By Pension and Benefits Editorial Staff
The Departments of Labor, Health and Human Services (HHS), and the Treasury (Departments) have issued frequently asked questions (FAQs) on the coverage of HIV Pre-Exposure Prophylaxis (PrEP).
PrEP given “A” rating. On June 11, 2019, the United States Preventive Services Task Force (USPSTF) released a recommendation with an “A” rating that clinicians offer PrEP with “effective antiretroviral therapy to persons who are at high risk of human immunodeficiency virus (HIV) acquisition.” Accordingly, plans and issuers must cover PrEP consistent with the USPSTF recommendation without cost sharing for plan years beginning on or after one year from the issue date of the recommendation (in this case, plan or policy years beginning on or after June 30, 2020).

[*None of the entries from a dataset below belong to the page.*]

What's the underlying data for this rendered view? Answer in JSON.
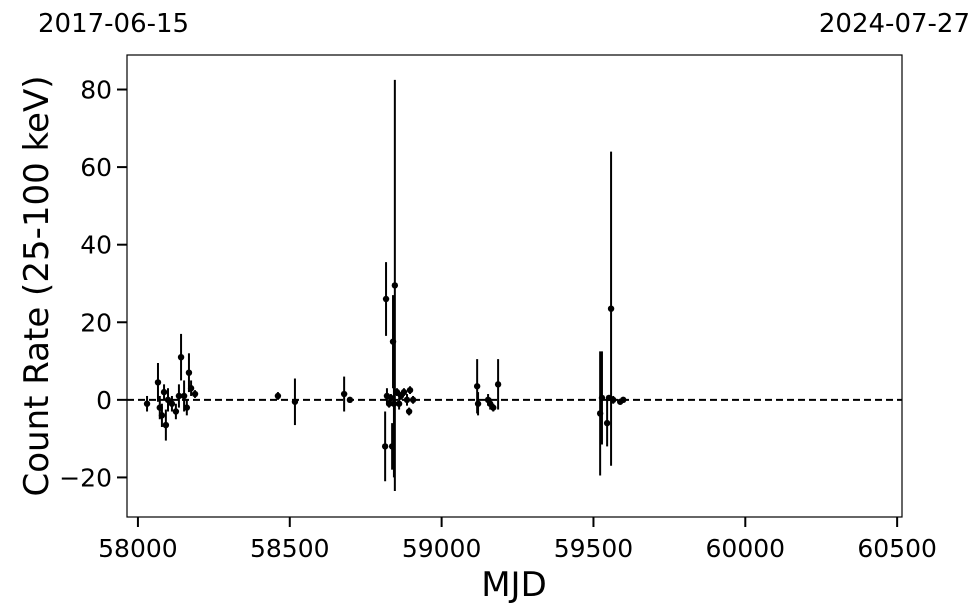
{
  "chart_data": {
    "type": "errorbar",
    "corner_labels": [
      "2017-06-15",
      "2024-07-27"
    ],
    "xlabel": "MJD",
    "ylabel": "Count Rate (25-100 keV)",
    "x": [
      58030,
      58066,
      58072,
      58079,
      58086,
      58092,
      58099,
      58112,
      58125,
      58135,
      58142,
      58152,
      58161,
      58168,
      58175,
      58188,
      58461,
      58517,
      58679,
      58698,
      58814,
      58817,
      58820,
      58827,
      58833,
      58837,
      58840,
      58843,
      58846,
      58853,
      58860,
      58866,
      58876,
      58886,
      58893,
      58896,
      58906,
      59117,
      59120,
      59153,
      59160,
      59170,
      59186,
      59522,
      59528,
      59545,
      59551,
      59558,
      59565,
      59588,
      59598
    ],
    "values": [
      -1,
      4.5,
      -2,
      -4,
      2,
      -6.5,
      0,
      -1,
      -3,
      1,
      11,
      1,
      -2,
      7,
      3,
      1.5,
      1,
      -0.5,
      1.5,
      0,
      -12,
      26,
      1,
      -1,
      0.5,
      -12,
      15,
      -1,
      29.5,
      2,
      -1,
      1,
      2,
      0,
      -3,
      2.5,
      0,
      3.5,
      -1,
      0,
      -1,
      -2,
      4,
      -3.5,
      0.5,
      -6,
      0.5,
      23.5,
      0,
      -0.5,
      0
    ],
    "errors": [
      2,
      5,
      3,
      3,
      2,
      4,
      3,
      2,
      2,
      3,
      6,
      4,
      2,
      5,
      2,
      1,
      1,
      6,
      4.5,
      0.5,
      9,
      9.5,
      2,
      1,
      1,
      6,
      12,
      19,
      53,
      1,
      1.5,
      1,
      1,
      1.5,
      1,
      1,
      1,
      7,
      3,
      1.5,
      1.5,
      1,
      6.5,
      16,
      12,
      6,
      0.5,
      40.5,
      1,
      0.5,
      0.5
    ],
    "color": "#000000",
    "hline": 0,
    "xlim": [
      57964,
      60516
    ],
    "ylim": [
      -30.2,
      88.9
    ],
    "xticks": [
      58000,
      58500,
      59000,
      59500,
      60000,
      60500
    ],
    "yticks": [
      {
        "value": -20,
        "label": "−20"
      },
      0,
      20,
      40,
      60,
      80
    ]
  }
}
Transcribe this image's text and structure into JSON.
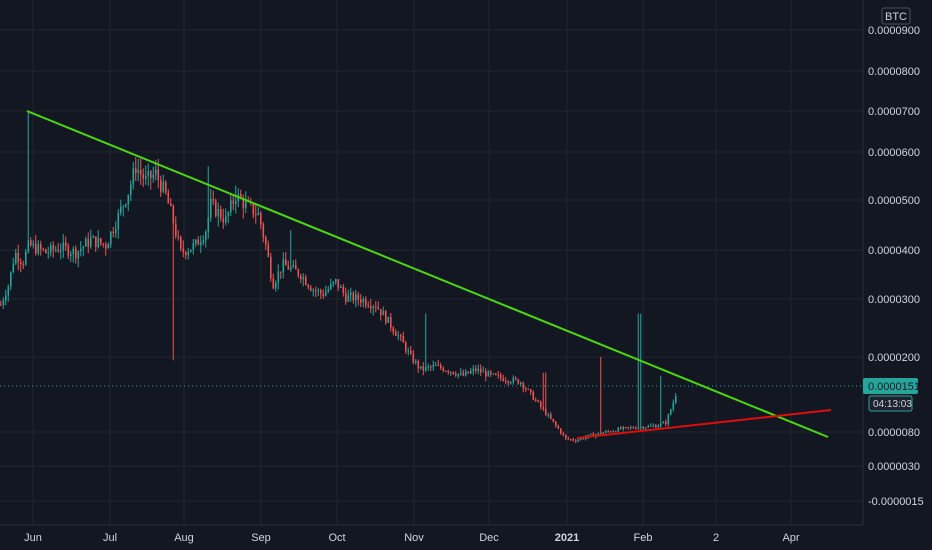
{
  "chart_data": {
    "type": "candlestick",
    "currency": "BTC",
    "y_ticks": [
      "0.0000900",
      "0.0000800",
      "0.0000700",
      "0.0000600",
      "0.0000500",
      "0.0000400",
      "0.0000300",
      "0.0000200",
      "0.0000080",
      "0.0000030",
      "-0.0000015"
    ],
    "x_ticks": [
      "Jun",
      "Jul",
      "Aug",
      "Sep",
      "Oct",
      "Nov",
      "Dec",
      "2021",
      "Feb",
      "2",
      "Apr"
    ],
    "last_price": "0.0000151",
    "countdown": "04:13:03",
    "colors": {
      "background": "#131722",
      "grid": "#1f2430",
      "up": "#26a69a",
      "down": "#ef5350",
      "resistance_line": "#4ad90f",
      "support_line": "#e00d0d",
      "badge": "#26a69a",
      "text": "#d1d4dc"
    },
    "trendlines": [
      {
        "name": "resistance",
        "color": "#4ad90f"
      },
      {
        "name": "support",
        "color": "#e00d0d"
      }
    ]
  }
}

Coverage prior to prescription. The FAQs indicate that plans and issuers must provide coverage without cost sharing for items or services that the USPSTF recommends should be received by a participant, beneficiary, or enrollee prior to being prescribed anti-retroviral medication as part of the determination of whether such medication is appropriate for the individual and for ongoing follow-up and monitoring.
As described in the USPSTF Final Recommendation Statement, the purpose of the recommendation is to decrease the risk of HIV transmission for persons who are at high risk of HIV infection. The USPSTF also notes that “the CDC provides a complete discussion of implementation considerations for PrEP, including baseline and follow-up testing and monitoring, time to achieving protection, and discontinuing PrEP.”
Plans and issuers are also required to cover, without cost sharing, office visits associated with each recommended preventive service applicable to the participant, beneficiary, or enrollee when the service is not billed separately (or is not tracked as individual encounter data separately) from an office visit, and the primary purpose of the office visit is the delivery of the recommended preventive service.
Frequency of benefits. A plan or issuer cannot use reasonable medical management techniques to restrict the frequency of benefits for services specified in the USPSTF recommendation for PrEP, such as HIV and STI screening, in a manner specified under other existing USPSTF recommendations, or otherwise.
The USPSTF PrEP recommendation specifies the frequency of certain services for individuals specified in the recommendation. Plans and issuers may use reasonable medical management techniques to determine the frequency, method, treatment, or setting for the provision of a recommended preventive service only to the extent not specified in the applicable recommendation or guideline.
In addition, when PrEP is medically appropriate for an individual specified in the USPSTF recommendation, as determined by the individual’s health care provider, it would not be reasonable to restrict the number of times the individual may start PrEP.
Reasonable medical management techniques. Consistent with PHS Act section 2713 and its implementing regulations, plans and issuers may use reasonable medical management techniques to encourage individuals prescribed PrEP to use specific items and services, to the extent the frequency, method, treatment, or setting is not specified in the USPSTF recommendation. For example, since the branded version of PrEP is not specified in the USPSTF recommendation, plans and issuers may cover a generic version of PrEP without cost sharing and impose cost sharing on an equivalent branded version.
However, plans and issuers must accommodate any individual for whom a particular PrEP medication (generic or brand name) would be medically inappropriate, as determined by the individual’s health care provider, by having a mechanism for waiving the otherwise applicable cost sharing for the brand or non-preferred brand version.
Exceptions process. If utilizing reasonable medical management techniques, plans and issuers must have an easily accessible, transparent, and sufficiently expedient exceptions process (for example, one that allows prescribing and accessing PrEP medications on the same day that a participant, beneficiary, or enrollee receives a negative HIV test or decides to start taking PrEP) that is not unduly burdensome on the individual or a provider (or other individual acting as an authorized representative), as set forth in the Departments’ previous guidance.